I stand there, needing to scratch my nose. I am afraid to move. The itch intensifies.

They let us stand there. Darren, surrounded by men in blue who speak around him but not to him. No one says a word to me. We wait. And wait. I want my mom. I want my dad.

The guns are still in the policemen’s hands. Real guns. Black and shiny and terrifyingly close.

The officer who headed to the bank now jogs back. “The bank employees say the robber was a thin white man. Another witness said he thought the man got into a red car.”

“Well, I’m not a skinny white man,” Darren says slowly, reasonably. “I’m as brown as that ice cream he made me drop. You can see it, on the ground, over there.” He nods in the direction we came from. “And we simply parked in front of the bank because there were no other spaces,” he explains again. “My license and registration are in the glove compartment.”

Another officer saunters over. “The bank confirms the robber did not look like this suspect,” he says.

So why did they do this to us? Why? I’m screaming in my head.

And finally, after what seems like fifty hours, they remove Darren’s handcuffs. He rubs his wrists. They must really hurt. Then they tell him not to move. He stops rubbing.

At least the situation seems to be calming down. People in the crowd are losing interest and walking away. Will they let us go now? Then a thought flashes through my brain. The concert! Oh no! The concert! I’m going to be late! Mom and Dad are gonna be so worried that I’m not there yet! I’ve got to call them!

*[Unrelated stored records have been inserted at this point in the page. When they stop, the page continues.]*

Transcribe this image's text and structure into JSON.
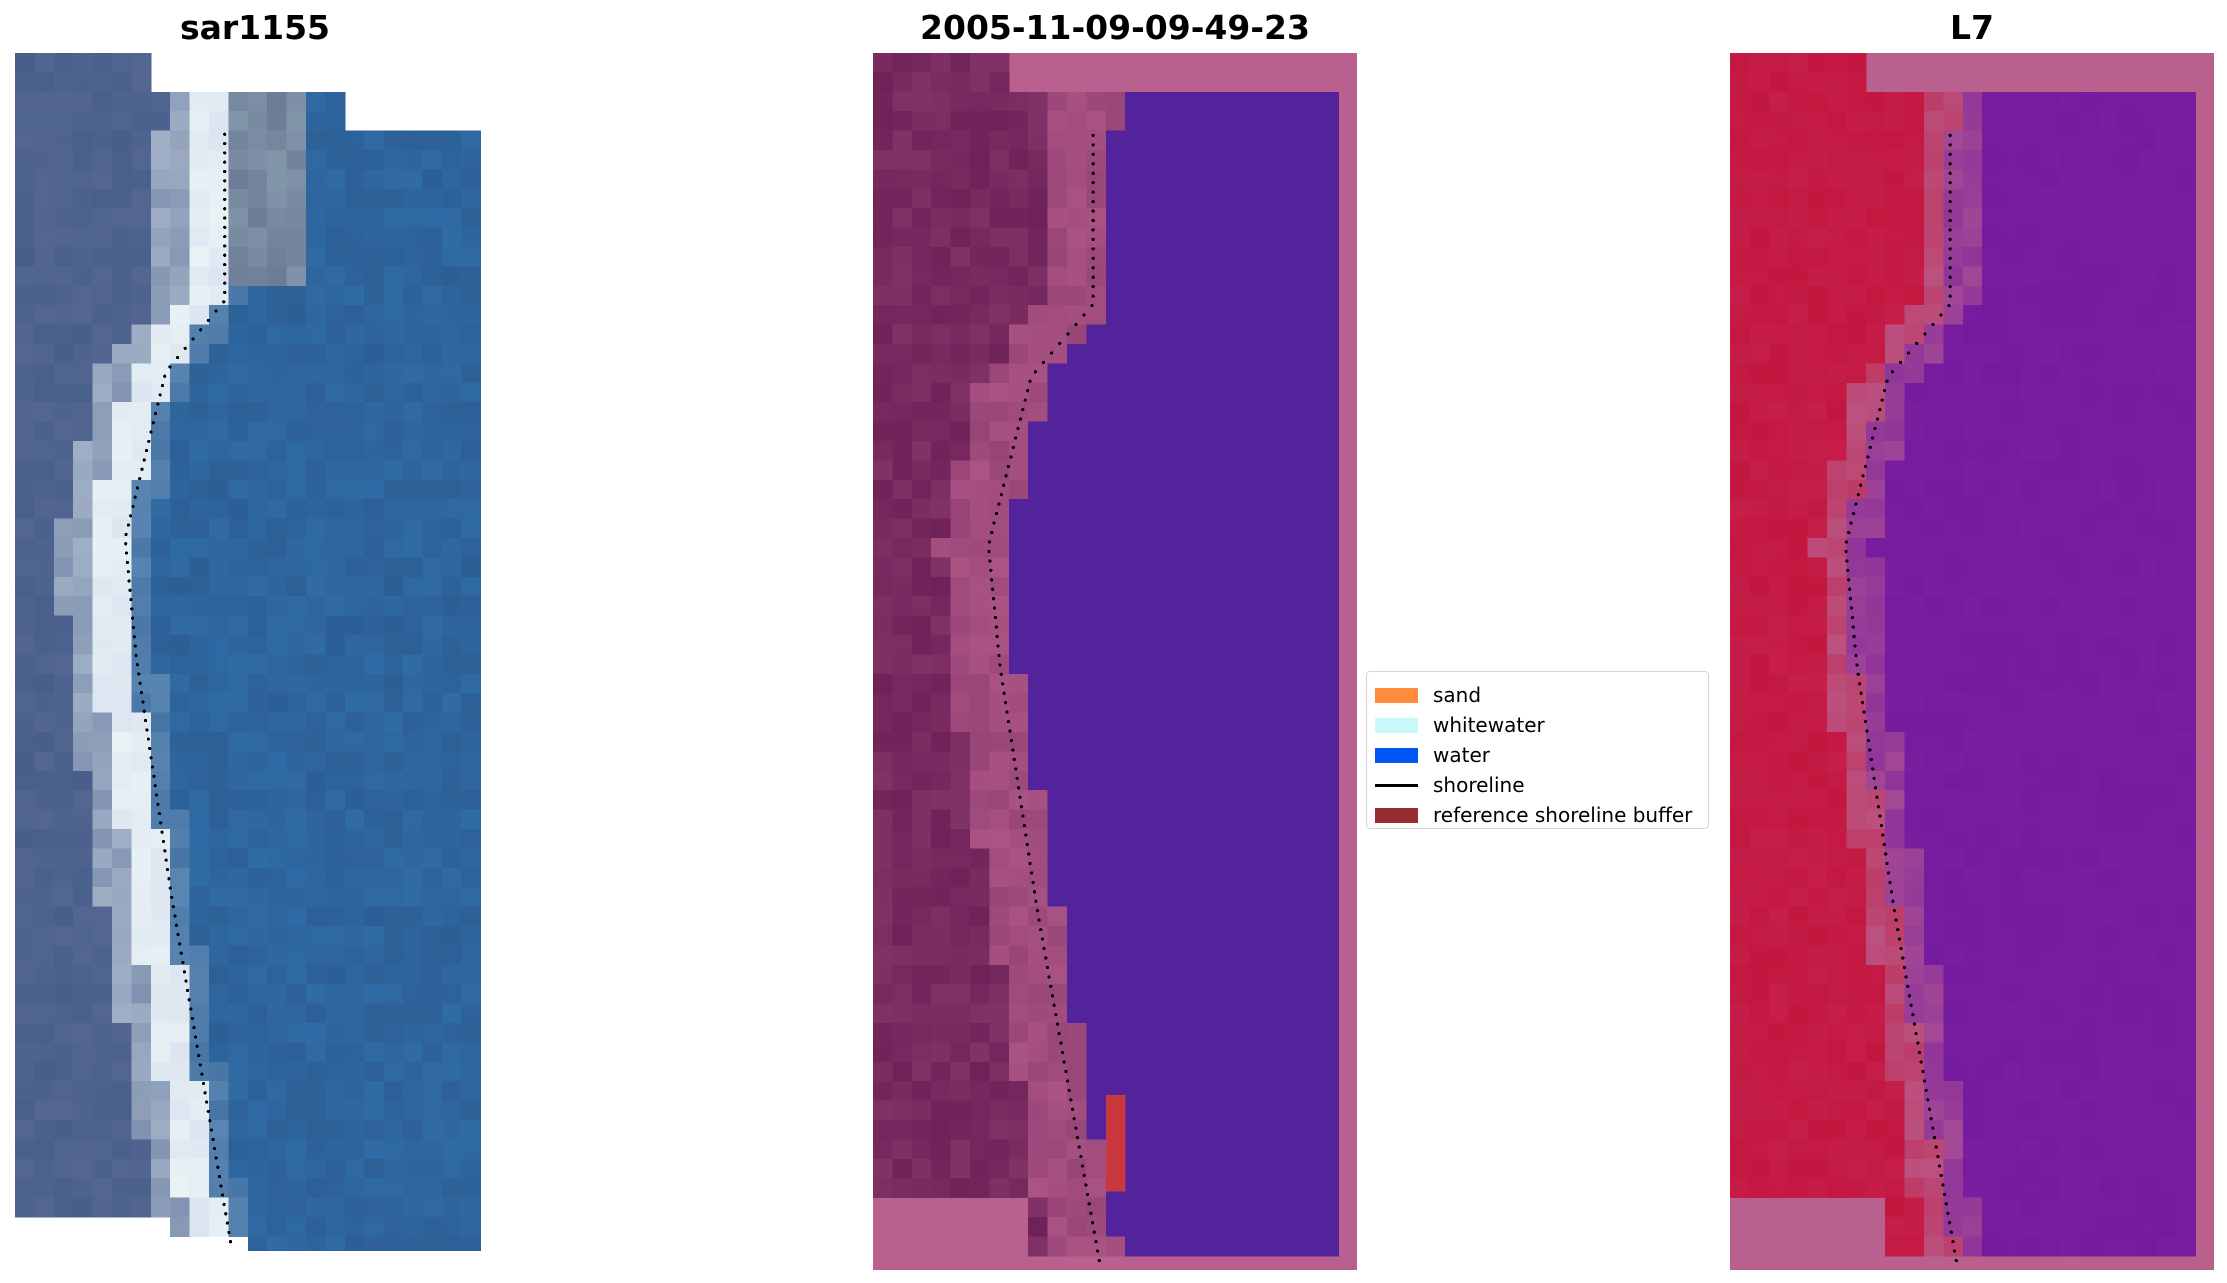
{
  "panels": [
    {
      "title": "sar1155",
      "kind": "rgb-satellite"
    },
    {
      "title": "2005-11-09-09-49-23",
      "kind": "classified"
    },
    {
      "title": "L7",
      "kind": "index-map"
    }
  ],
  "legend": {
    "items": [
      {
        "label": "sand",
        "type": "patch",
        "color": "#ff8c3c"
      },
      {
        "label": "whitewater",
        "type": "patch",
        "color": "#c8fafa"
      },
      {
        "label": "water",
        "type": "patch",
        "color": "#0055f5"
      },
      {
        "label": "shoreline",
        "type": "line",
        "color": "#000000"
      },
      {
        "label": "reference shoreline buffer",
        "type": "patch",
        "color": "#962d32"
      }
    ]
  },
  "colors": {
    "buffer_pink": "#b9608f",
    "land_dark": "#6e2258",
    "water_class": "#52239b",
    "index_land": "#c2173f",
    "index_water": "#7a1d9f",
    "sea": "#2c5f95",
    "whitewater_rgb": "#e8f1f4",
    "red_patch": "#c8383e"
  }
}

So I reach into my pocket for my phone.

The lady officer yells, “Gun! Gun!”

Every point of light I’ve ever known explodes at that moment.

Honey-gold sun.

Turquoise sky.

Flaming-red pain.

I collapse to the ground. The last things I remember hearing are Darren’s hoarse scream and a male voice shouting, “Shots fired! Shots fired! Send emergency medical crews ASAP.”